Outra passagem do Evangelho, em Lucas, descreve o exemplo da viúva pobre que deixa no templo, em esmola, tudo o que tinha para viver. E Jesus observa o gesto, dizendo que era a maior das esmolas porque não havia sido tirada do supérfluo. Era a verdadeira partilha entre os pobres. A esmola, na dimensão transformadora do amor cristão, não é aquela que é retirada das sobras. É o próprio compartilhamento. É a própria indignação diante das diferenças. Os pobres não merecem as sobras. O que é necessário é acabar com a pobreza e tirá-los da condição de necessidade. A esmola tem de ser antes uma ponte de diálogo com os pobres, como prega a tradição franciscana pautada pelos princípios evangélicos, uma forma de conhecer o outro, de saber de suas necessidades e se aproximar dele. Se, ao contrário, for entrega de sobras e, assim, ser uma fuga do contato com os pobres, não tem nenhum valor e se inscreve na perspectiva da humilhação porque deixa a falta mais evidente.
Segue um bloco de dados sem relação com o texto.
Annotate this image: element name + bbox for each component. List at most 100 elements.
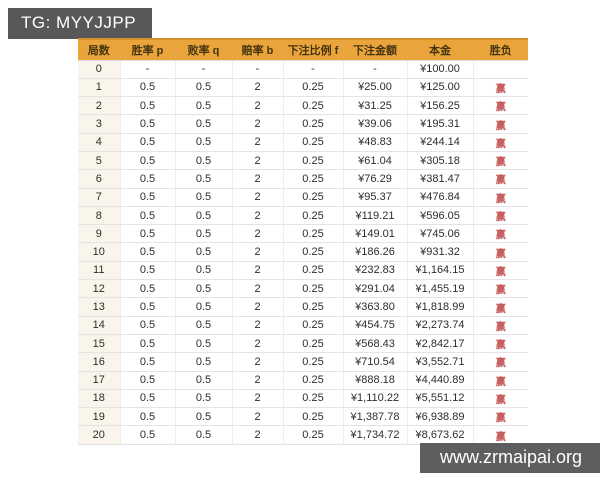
table-row: 16 0.5 0.5 2 0.25 ¥710.54 ¥3,552.71 赢 [78,352,528,372]
cell-bet-amount: ¥39.06 [343,114,408,134]
cell-result: 赢 [473,114,528,134]
cell-win-rate-p: 0.5 [120,151,176,171]
site-watermark: www.zrmaipai.org [419,443,600,473]
table-row: 2 0.5 0.5 2 0.25 ¥31.25 ¥156.25 赢 [78,96,528,116]
table-row: 3 0.5 0.5 2 0.25 ¥39.06 ¥195.31 赢 [78,114,528,134]
cell-odds-b: 2 [232,242,284,262]
table-row: 14 0.5 0.5 2 0.25 ¥454.75 ¥2,273.74 赢 [78,316,528,335]
cell-bet-amount: ¥1,387.78 [343,407,408,427]
cell-loss-rate-q: 0.5 [175,297,233,317]
cell-win-rate-p: 0.5 [120,261,176,281]
column-header-bet-amount: 下注金额 [343,39,408,61]
cell-loss-rate-q: 0.5 [175,389,233,409]
table-row: 18 0.5 0.5 2 0.25 ¥1,110.22 ¥5,551.12 赢 [78,389,528,409]
cell-loss-rate-q: 0.5 [175,151,233,171]
cell-bet-fraction-f: 0.25 [283,352,344,372]
cell-loss-rate-q: 0.5 [175,224,233,244]
table-row: 9 0.5 0.5 2 0.25 ¥149.01 ¥745.06 赢 [78,224,528,244]
cell-result: 赢 [473,316,528,335]
table-row: 6 0.5 0.5 2 0.25 ¥76.29 ¥381.47 赢 [78,169,528,189]
cell-capital: ¥4,440.89 [407,371,474,390]
cell-capital: ¥125.00 [407,78,474,98]
cell-loss-rate-q: 0.5 [175,316,233,335]
table-row: 7 0.5 0.5 2 0.25 ¥95.37 ¥476.84 赢 [78,188,528,207]
cell-win-rate-p: 0.5 [120,78,176,98]
cell-odds-b: 2 [232,425,284,445]
cell-result: 赢 [473,371,528,390]
cell-loss-rate-q: 0.5 [175,334,233,354]
cell-result: 赢 [473,96,528,116]
cell-bet-amount: ¥119.21 [343,206,408,226]
cell-bet-fraction-f: 0.25 [283,279,344,299]
cell-result: 赢 [473,352,528,372]
table-header: 局数 胜率 p 败率 q 赔率 b 下注比例 f 下注金额 本金 胜负 [78,39,528,61]
cell-capital: ¥1,818.99 [407,297,474,317]
cell-result: 赢 [473,242,528,262]
cell-odds-b: 2 [232,188,284,207]
cell-bet-amount: ¥363.80 [343,297,408,317]
tg-channel-badge: TG: MYYJJPP [8,8,153,39]
table-row: 20 0.5 0.5 2 0.25 ¥1,734.72 ¥8,673.62 赢 [78,425,528,445]
cell-loss-rate-q: 0.5 [175,206,233,226]
cell-bet-amount: ¥291.04 [343,279,408,299]
cell-win-rate-p: 0.5 [120,425,176,445]
table-row: 19 0.5 0.5 2 0.25 ¥1,387.78 ¥6,938.89 赢 [78,407,528,427]
table-row: 17 0.5 0.5 2 0.25 ¥888.18 ¥4,440.89 赢 [78,371,528,390]
table-row: 8 0.5 0.5 2 0.25 ¥119.21 ¥596.05 赢 [78,206,528,226]
cell-round: 15 [78,334,121,354]
cell-bet-amount: ¥710.54 [343,352,408,372]
cell-capital: ¥1,164.15 [407,261,474,281]
cell-win-rate-p: 0.5 [120,279,176,299]
cell-round: 19 [78,407,121,427]
table-row: 5 0.5 0.5 2 0.25 ¥61.04 ¥305.18 赢 [78,151,528,171]
cell-bet-amount: ¥1,734.72 [343,425,408,445]
cell-loss-rate-q: 0.5 [175,352,233,372]
cell-odds-b: 2 [232,297,284,317]
cell-win-rate-p: 0.5 [120,352,176,372]
cell-loss-rate-q: 0.5 [175,371,233,390]
table-row: 13 0.5 0.5 2 0.25 ¥363.80 ¥1,818.99 赢 [78,297,528,317]
cell-bet-amount: ¥76.29 [343,169,408,189]
cell-result: 赢 [473,389,528,409]
cell-odds-b: 2 [232,407,284,427]
cell-bet-fraction-f: 0.25 [283,316,344,335]
cell-odds-b: 2 [232,133,284,152]
table-row: 1 0.5 0.5 2 0.25 ¥25.00 ¥125.00 赢 [78,78,528,98]
cell-capital: ¥5,551.12 [407,389,474,409]
cell-win-rate-p: 0.5 [120,297,176,317]
cell-round: 0 [78,60,121,79]
cell-capital: ¥6,938.89 [407,407,474,427]
cell-capital: ¥3,552.71 [407,352,474,372]
cell-bet-amount: ¥149.01 [343,224,408,244]
cell-loss-rate-q: 0.5 [175,114,233,134]
cell-result: 赢 [473,169,528,189]
column-header-capital: 本金 [407,39,474,61]
cell-loss-rate-q: 0.5 [175,425,233,445]
column-header-round: 局数 [78,39,121,61]
cell-result: 赢 [473,261,528,281]
cell-round: 6 [78,169,121,189]
cell-loss-rate-q: 0.5 [175,261,233,281]
cell-round: 20 [78,425,121,445]
cell-bet-fraction-f: - [283,60,344,79]
cell-odds-b: 2 [232,389,284,409]
cell-win-rate-p: 0.5 [120,96,176,116]
cell-capital: ¥381.47 [407,169,474,189]
cell-loss-rate-q: 0.5 [175,188,233,207]
cell-bet-fraction-f: 0.25 [283,133,344,152]
table-header-row: 局数 胜率 p 败率 q 赔率 b 下注比例 f 下注金额 本金 胜负 [78,39,528,61]
column-header-odds-b: 赔率 b [232,39,284,61]
cell-loss-rate-q: 0.5 [175,169,233,189]
cell-bet-fraction-f: 0.25 [283,78,344,98]
table-body: 0- - - - - ¥100.00 1 0.5 0.5 2 0.25 ¥25.00 ¥125.00 赢 2… [78,60,528,445]
cell-win-rate-p: 0.5 [120,316,176,335]
cell-bet-amount: ¥31.25 [343,96,408,116]
cell-bet-amount: ¥95.37 [343,188,408,207]
cell-odds-b: 2 [232,206,284,226]
column-header-loss-rate-q: 败率 q [175,39,233,61]
cell-win-rate-p: 0.5 [120,334,176,354]
cell-result: 赢 [473,297,528,317]
cell-capital: ¥8,673.62 [407,425,474,445]
cell-result: 赢 [473,78,528,98]
cell-win-rate-p: 0.5 [120,114,176,134]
No mesmo princípio fundador da esmola misericordiosa, vamos encontrar o argumento para discutir a função social do lucro e da propriedade, a necessidade de dividir, de compartilhar, de formar uma sociedade mais justa, onde não seja necessário rogar por esmola, onde não haja submissão e inferioridade de um cidadão diante do outro.
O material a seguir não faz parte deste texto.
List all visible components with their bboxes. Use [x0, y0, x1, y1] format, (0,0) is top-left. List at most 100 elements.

Não nos esqueçamos que a esmola, em toda sua história que remonta a tradição judaico-cristã - e também de outras religiões - é um gesto de momento. Portanto, temos de reconhecer que uma grande conquista dos nossos tempos, do Estado Democrático de Direito, é o fato de hoje permitirmos que o atendimento das necessidades básicas das pessoas não sejam movidas por momento, mas que sejam um compromisso solidário de todas as pessoas para assegurar o acesso regular e constante a todos os serviços e direitos necessários à dignidade humana: alimentação, segurança econômica, assistência social, trabalho, saúde, educação, moradia etc. A maior justiça que podemos alcançar com esse ideal de fraternidade é ter Estado e sociedade compartilhando bens e valores na construção de um projeto de nação que promova o mais forte sentimento de pertencimento, de pátria.

Patrus Ananias é ministro do Desenvolvimento Social e Combate à Fome.